Here’s some example code for each implementation, which I suggest you have a look as we’ll be using them for the rest of the tutorial (and other tutorials in this series too). Of course feel free to write your own instead, and please do, nothing beats writing code yourself! (If the example code doesn’t compile, read the comments; non-C++11 users need to change lines 72 and 73.)
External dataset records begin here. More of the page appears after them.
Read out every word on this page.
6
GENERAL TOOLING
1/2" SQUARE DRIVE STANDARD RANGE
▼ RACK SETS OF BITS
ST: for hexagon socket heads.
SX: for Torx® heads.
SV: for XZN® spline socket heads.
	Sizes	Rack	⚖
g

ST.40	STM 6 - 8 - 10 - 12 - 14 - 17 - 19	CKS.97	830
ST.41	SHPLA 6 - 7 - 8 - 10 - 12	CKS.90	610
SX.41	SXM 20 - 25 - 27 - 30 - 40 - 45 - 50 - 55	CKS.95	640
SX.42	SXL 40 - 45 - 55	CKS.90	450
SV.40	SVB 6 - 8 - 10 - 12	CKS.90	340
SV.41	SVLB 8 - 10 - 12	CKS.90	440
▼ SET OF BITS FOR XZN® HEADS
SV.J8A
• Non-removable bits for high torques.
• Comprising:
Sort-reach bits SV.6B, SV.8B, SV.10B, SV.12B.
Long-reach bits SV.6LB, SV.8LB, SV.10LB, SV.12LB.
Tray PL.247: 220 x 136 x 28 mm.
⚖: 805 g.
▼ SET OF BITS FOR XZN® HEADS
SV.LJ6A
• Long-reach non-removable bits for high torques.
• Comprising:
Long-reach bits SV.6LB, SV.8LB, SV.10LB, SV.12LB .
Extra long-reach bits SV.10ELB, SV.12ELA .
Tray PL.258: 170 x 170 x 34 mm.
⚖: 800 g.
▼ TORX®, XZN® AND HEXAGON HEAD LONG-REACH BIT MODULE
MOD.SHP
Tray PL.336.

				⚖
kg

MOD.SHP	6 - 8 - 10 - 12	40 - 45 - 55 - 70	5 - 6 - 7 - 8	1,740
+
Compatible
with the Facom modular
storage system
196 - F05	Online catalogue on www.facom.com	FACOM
Here’s some example usage code for my implementation that creates our example graph:

1
2
3
4
5
6
7
8
9
10
11
12
13
14
15
16
17
18
19
20
21
22
23
24
25
26
27
28
29
30
31
32
33
34
35
36
37
38
39
40
41
42
43
44
45
46
47
48
49
50
51
52
53
54
55
56
57
#include <iostream>
#define USE_MATRIX 0 // Set to 1 if using matrix implementation

#if USE_MATRIX == 1
#include "graph-matrix.hpp"
#else
#include "graph.hpp"
#endif

int main(void)
{
    // Create a new graph
    Graph<char> graph;

    // Fill the graph with nodes A-E
    for(char ch = 'A'; ch <= 'E'; ++ch)
    {
        graph.add_node(ch);
    }

    // Add the edges
    // A-D, weight 2
    graph.add_edge('A'-'A', 'D'-'A', false, 2.0);
    // B->A, weight 2
    graph.add_edge('B'-'A', 'A'-'A', true, 2.0);
    // B-D, weight 5
    graph.add_edge('B'-'A', 'D'-'A', false, 5.0);
    // B-E, weight 7
    graph.add_edge('B'-'A', 'E'-'A', false, 7.0);
    // C-E, weight 3
    graph.add_edge('C'-'A', 'E'-'A', false, 3.0);
    // D->C, weight 6
    graph.add_edge('D'-'A', 'C'-'A', true, 6.0);

    #if USE_MATRIX == 0
    // Iterate through the graph, printing the edges along with their weights
    for(int i = 0; i < graph.edges.size(); ++i)
    {
        std::cout << graph.edges[i].nodes[0]->data << "---"
            << graph.edges[i].weight << "---" << graph.edges[i].nodes[1]->data << std::endl;
    }
    #else
    // Use this loop instead if using graph-matrix.hpp
    for(int y = 0; y < graph.nodes.size(); ++y)
    {
        for(int x = 0; x < graph.nodes.size(); ++x)
        {
            if(graph.edges[x][y] != 0.0)
            {
                std::cout << graph.nodes[x] << "---" << graph.edges[x][y] << graph.nodes[y] << std::endl;
            }
        }
    }
    #endif

    return 0;
}

The output of the program should look like

A---2---D
D---2---A
B---2---A
B---5---D
D---5---B
B---7---E
E---7---B
C---3---E
E---3---C
D---6---C

Both of the implementations cover the first six of our requirements, those that were to do with manipulating and managing the data. But we’ve yet to consider the last two points, which are really algorithms more than features of the data structure. Since they’re essential to understanding why a graph is actually useful, instead of just an unnecassarily neat way to represent some data, they will be considered later on.